Nachdem der beinharte Ex-Cop Leo Barnes (Frank Grillo) in „The Purge: Anarchy“ gerade rechtzeitig von seinem Rache-Weg abgebogen ist, arbeitet er mittlerweile als Bodyguard für die aufstrebende Senatorin Charlie Roan (Elizabeth Mitchel), die im Wahlkampf ein Ende des von der NFFA-Partei eingeführten, staatlich abgesegneten Blutvergießens verspricht. Antrieb ihrer Bemühungen ist nicht nur der Wunsch, Amerika wieder in zivilisatorische Bahnen zu lenken, sondern auch die Erinnerung an die brutale Abschlachtung ihrer Familie während einer Purge. Da Roan im Volk zunehmend an Popularität gewinnt, beschließen die Machthaber rund um Minister Edwidge Owens (Kyle Secor) für die neue Säuberungsnacht eine perfide Gesetzesänderung: Von nun an dürfen auch hochrangige Politiker im Rahmen der zwölfstündigen Anarchie-Phase getötet werden. Kurz vor Beginn der diesjährigen Purge zieht sich die Senatorin mit ihrem Leibwächter in ihr Haus zurück, das allerdings schon bald von einem Killerkommando angegriffen wird. Unterdessen versucht der Afroamerikaner Joe Dixon (Mykelti Williamson) mit Unterstützung seines mexikanischen Mitarbeiters Marcos (Joseph Julian Soria), seinen Supermarkt gegen Plünderer zu verteidigen.
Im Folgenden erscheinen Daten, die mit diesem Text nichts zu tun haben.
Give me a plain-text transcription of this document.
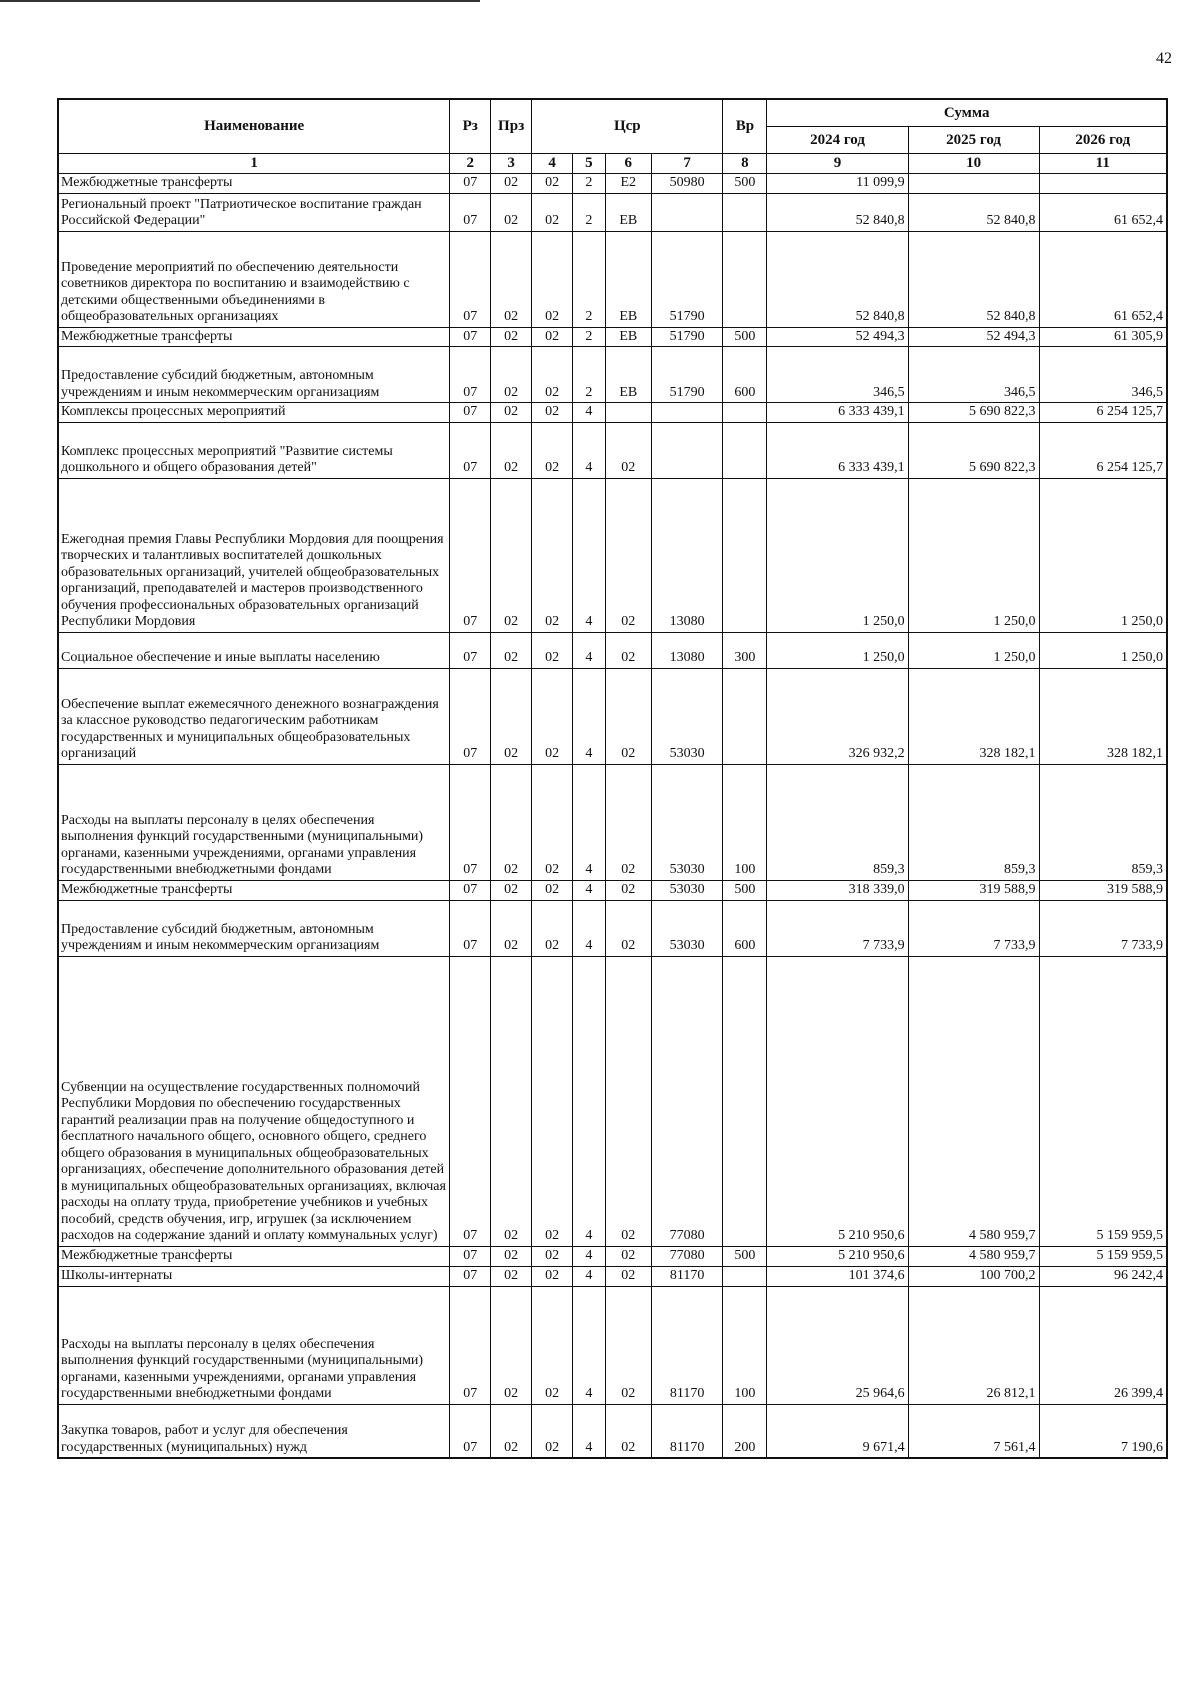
42
Наименование	Рз	Прз	Цср				Вр	Сумма		
								2024 год	2025 год	2026 год
1	2	3	4	5	6	7	8	9	10	11
Межбюджетные трансферты	07	02	02	2	Е2	50980	500	11 099,9		
Региональный проект "Патриотическое воспитание граждан Российской Федерации"	07	02	02	2	ЕВ			52 840,8	52 840,8	61 652,4
Проведение мероприятий по обеспечению деятельности советников директора по воспитанию и взаимодействию с детскими общественными объединениями в общеобразовательных организациях	07	02	02	2	ЕВ	51790		52 840,8	52 840,8	61 652,4
Межбюджетные трансферты	07	02	02	2	ЕВ	51790	500	52 494,3	52 494,3	61 305,9
Предоставление субсидий бюджетным, автономным учреждениям и иным некоммерческим организациям	07	02	02	2	ЕВ	51790	600	346,5	346,5	346,5
Комплексы процессных мероприятий	07	02	02	4				6 333 439,1	5 690 822,3	6 254 125,7
Комплекс процессных мероприятий "Развитие системы дошкольного и общего образования детей"	07	02	02	4	02			6 333 439,1	5 690 822,3	6 254 125,7
Ежегодная премия Главы Республики Мордовия для поощрения творческих и талантливых воспитателей дошкольных образовательных организаций, учителей общеобразовательных организаций, преподавателей и мастеров производственного обучения профессиональных образовательных организаций Республики Мордовия	07	02	02	4	02	13080		1 250,0	1 250,0	1 250,0
Социальное обеспечение и иные выплаты населению	07	02	02	4	02	13080	300	1 250,0	1 250,0	1 250,0
Обеспечение выплат ежемесячного денежного вознаграждения за классное руководство педагогическим работникам государственных и муниципальных общеобразовательных организаций	07	02	02	4	02	53030		326 932,2	328 182,1	328 182,1
Расходы на выплаты персоналу в целях обеспечения выполнения функций государственными (муниципальными) органами, казенными учреждениями, органами управления государственными внебюджетными фондами	07	02	02	4	02	53030	100	859,3	859,3	859,3
Межбюджетные трансферты	07	02	02	4	02	53030	500	318 339,0	319 588,9	319 588,9
Предоставление субсидий бюджетным, автономным учреждениям и иным некоммерческим организациям	07	02	02	4	02	53030	600	7 733,9	7 733,9	7 733,9
Субвенции на осуществление государственных полномочий Республики Мордовия по обеспечению государственных гарантий реализации прав на получение общедоступного и бесплатного начального общего, основного общего, среднего общего образования в муниципальных общеобразовательных организациях, обеспечение дополнительного образования детей в муниципальных общеобразовательных организациях, включая расходы на оплату труда, приобретение учебников и учебных пособий, средств обучения, игр, игрушек (за исключением расходов на содержание зданий и оплату коммунальных услуг)	07	02	02	4	02	77080		5 210 950,6	4 580 959,7	5 159 959,5
Межбюджетные трансферты	07	02	02	4	02	77080	500	5 210 950,6	4 580 959,7	5 159 959,5
Школы-интернаты	07	02	02	4	02	81170		101 374,6	100 700,2	96 242,4
Расходы на выплаты персоналу в целях обеспечения выполнения функций государственными (муниципальными) органами, казенными учреждениями, органами управления государственными внебюджетными фондами	07	02	02	4	02	81170	100	25 964,6	26 812,1	26 399,4
Закупка товаров, работ и услуг для обеспечения государственных (муниципальных) нужд	07	02	02	4	02	81170	200	9 671,4	7 561,4	7 190,6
Und auf den Straßen von Washington, D.C. hält die frühere Purge-Verfechterin Laney Rucker (Betty Gabriel) Ausschau nach verletzten Opfern, die sie einsammeln und versorgen kann.
Wer an klugen und differenzierten Zukunftsszenarien interessiert ist, dürfte mit „The Purge: Election Year“ nur wenig Freude haben. Einmal mehr nutzt Franchise-Schöpfer DeMonaco seine düstere Prämisse, um in handfesten Exzessen zu baden. Grotesk maskierte Menschen streifen während der Purge-Nacht bis an die Zähne bewaffnet durch die Viertel. NFFA-Veranstaltungen gleichen kultischen Zeremonien. Owens-Darsteller Kyle Secor ergeht sich in lächerlichem Overacting. Und mit der Handlungslogik ist es häufig nicht weit her. Der Film versteht sich als in Blut und Grauen getränkte Brachialsatire, die den amerikanischen Waffenfetischismus und das Böse im Menschen karikiert und offen ausstellt. Gleichzeitig hat man in manchen Momenten aber das Gefühl, dass die kritisierten Aspekte geradezu lustvoll zelebriert werden. Zwischen den überdrehten Eskalationen gelingen dem Regisseur einige zufriedenstellende Spannungssequenzen und kompetent umgesetzte Actionszenen. Auffällig ist darüber hinaus, dass DeMonaco die Benachteiligten der Gesellschaft noch etwas stärker in den Blick nimmt als im zweiten Teil, der die Purge nicht zuletzt als vom Staat gelenkten Massenmord an armen Bürgern zeigte. Viel mehr als oberflächliche Beschreibungen bringt das Drehbuch freilich auch dieses Mal nicht zu Stande.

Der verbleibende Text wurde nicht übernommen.